RIBS

R I B S 

you seem them in photos, arched backs strung like taffy,  

stretched                         out                            on                    furniture like barren shelves,  

and i wonder how did they get them so empty? i want mine to be like that.  

i pull up my shirt and in look in the mirror. my shelves are so full, too full.  

i want mine to be like that.  

so i reach inside               and tug              

                      and pull                        and yank 

and tear                          (and cry)                          and empty  

until one day someone asks for help – and forgetting, i reach inside once more.  
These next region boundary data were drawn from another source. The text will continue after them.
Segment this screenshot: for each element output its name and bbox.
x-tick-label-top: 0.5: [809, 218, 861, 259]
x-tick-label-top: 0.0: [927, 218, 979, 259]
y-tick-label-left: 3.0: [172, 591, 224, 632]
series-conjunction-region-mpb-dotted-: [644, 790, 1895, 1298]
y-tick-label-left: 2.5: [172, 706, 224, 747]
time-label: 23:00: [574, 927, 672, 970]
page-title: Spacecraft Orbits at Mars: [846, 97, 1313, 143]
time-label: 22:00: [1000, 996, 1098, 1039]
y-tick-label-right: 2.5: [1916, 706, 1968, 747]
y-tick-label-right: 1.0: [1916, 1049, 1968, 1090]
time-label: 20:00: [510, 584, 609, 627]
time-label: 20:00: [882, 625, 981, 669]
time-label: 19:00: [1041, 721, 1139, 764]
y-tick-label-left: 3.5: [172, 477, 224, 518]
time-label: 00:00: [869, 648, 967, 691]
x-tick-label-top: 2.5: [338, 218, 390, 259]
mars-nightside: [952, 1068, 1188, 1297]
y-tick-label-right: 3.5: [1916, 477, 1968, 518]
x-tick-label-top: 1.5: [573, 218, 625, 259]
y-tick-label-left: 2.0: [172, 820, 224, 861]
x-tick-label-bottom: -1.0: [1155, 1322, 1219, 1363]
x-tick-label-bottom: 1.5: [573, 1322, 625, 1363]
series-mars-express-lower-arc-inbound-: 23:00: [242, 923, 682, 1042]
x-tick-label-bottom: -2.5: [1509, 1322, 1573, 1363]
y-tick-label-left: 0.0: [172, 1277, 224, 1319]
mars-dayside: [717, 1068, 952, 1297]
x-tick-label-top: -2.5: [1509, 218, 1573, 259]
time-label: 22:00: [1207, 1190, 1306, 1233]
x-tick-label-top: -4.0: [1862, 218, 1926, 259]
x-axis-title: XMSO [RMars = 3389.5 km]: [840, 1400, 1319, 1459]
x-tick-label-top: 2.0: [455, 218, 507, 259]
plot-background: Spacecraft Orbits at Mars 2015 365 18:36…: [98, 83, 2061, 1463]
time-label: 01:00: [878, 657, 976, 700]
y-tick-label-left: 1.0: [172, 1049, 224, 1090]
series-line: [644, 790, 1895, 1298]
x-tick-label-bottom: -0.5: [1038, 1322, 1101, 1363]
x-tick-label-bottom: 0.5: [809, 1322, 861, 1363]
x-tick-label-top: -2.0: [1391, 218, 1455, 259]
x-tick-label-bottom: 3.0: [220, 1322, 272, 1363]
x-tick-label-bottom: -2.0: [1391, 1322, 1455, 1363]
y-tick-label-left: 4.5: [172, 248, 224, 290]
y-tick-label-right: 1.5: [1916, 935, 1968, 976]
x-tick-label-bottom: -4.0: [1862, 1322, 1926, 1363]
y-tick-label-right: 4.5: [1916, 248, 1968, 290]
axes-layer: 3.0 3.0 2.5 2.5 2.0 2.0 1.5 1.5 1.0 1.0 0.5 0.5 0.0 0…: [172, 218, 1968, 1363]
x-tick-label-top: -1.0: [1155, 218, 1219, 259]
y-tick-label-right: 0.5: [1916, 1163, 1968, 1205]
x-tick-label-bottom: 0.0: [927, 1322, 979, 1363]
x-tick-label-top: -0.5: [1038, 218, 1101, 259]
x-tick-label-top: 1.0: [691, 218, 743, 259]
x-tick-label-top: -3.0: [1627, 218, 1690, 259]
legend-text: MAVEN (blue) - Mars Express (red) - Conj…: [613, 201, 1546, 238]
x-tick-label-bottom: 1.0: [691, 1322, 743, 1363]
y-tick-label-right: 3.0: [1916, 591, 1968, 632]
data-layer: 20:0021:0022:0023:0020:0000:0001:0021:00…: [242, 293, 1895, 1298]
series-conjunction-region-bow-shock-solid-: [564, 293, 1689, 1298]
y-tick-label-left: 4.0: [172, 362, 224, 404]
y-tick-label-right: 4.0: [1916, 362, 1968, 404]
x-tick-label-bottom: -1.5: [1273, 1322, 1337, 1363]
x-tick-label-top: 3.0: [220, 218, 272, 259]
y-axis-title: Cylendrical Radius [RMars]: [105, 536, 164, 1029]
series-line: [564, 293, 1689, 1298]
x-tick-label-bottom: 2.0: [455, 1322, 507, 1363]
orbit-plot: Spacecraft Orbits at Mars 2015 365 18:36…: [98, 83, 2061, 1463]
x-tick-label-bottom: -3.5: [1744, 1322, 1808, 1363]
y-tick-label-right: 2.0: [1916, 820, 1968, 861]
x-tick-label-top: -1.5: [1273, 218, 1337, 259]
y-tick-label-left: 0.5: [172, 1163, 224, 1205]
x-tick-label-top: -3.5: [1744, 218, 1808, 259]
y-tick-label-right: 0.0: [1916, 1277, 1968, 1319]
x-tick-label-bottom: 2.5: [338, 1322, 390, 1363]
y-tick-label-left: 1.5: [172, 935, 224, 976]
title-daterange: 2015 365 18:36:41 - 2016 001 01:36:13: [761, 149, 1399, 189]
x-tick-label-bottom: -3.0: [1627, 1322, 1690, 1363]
and despite it all, i am surprised when i find there’s nothing there.  

i tell them sorry, i ran out of that.  

and so  

and so she  

and so she can’t  

can’t st — 

CAN’T STAND IT  

she can’t stand it. every time she looks in the mirror at her naked body she can’t stand it.  

it makes her physically sick.  

every time she eats she feels guilty – yet her lack of willpower continuously fails to stop her as she takes one more bite of addictive chocolate sweets and tells herself “it’s okay.” 

sitting at the edge of the shower disgusted in her skin. disgusted with her lack of self-control.  

she wants to be s k i n n y. she wants to be able to see her ribs and feel them and count them.  

that’s all she wants. 

. . .but is it? is that really all she wants?  

no.  

she doesn’t know it now, but what she wants will never be enough.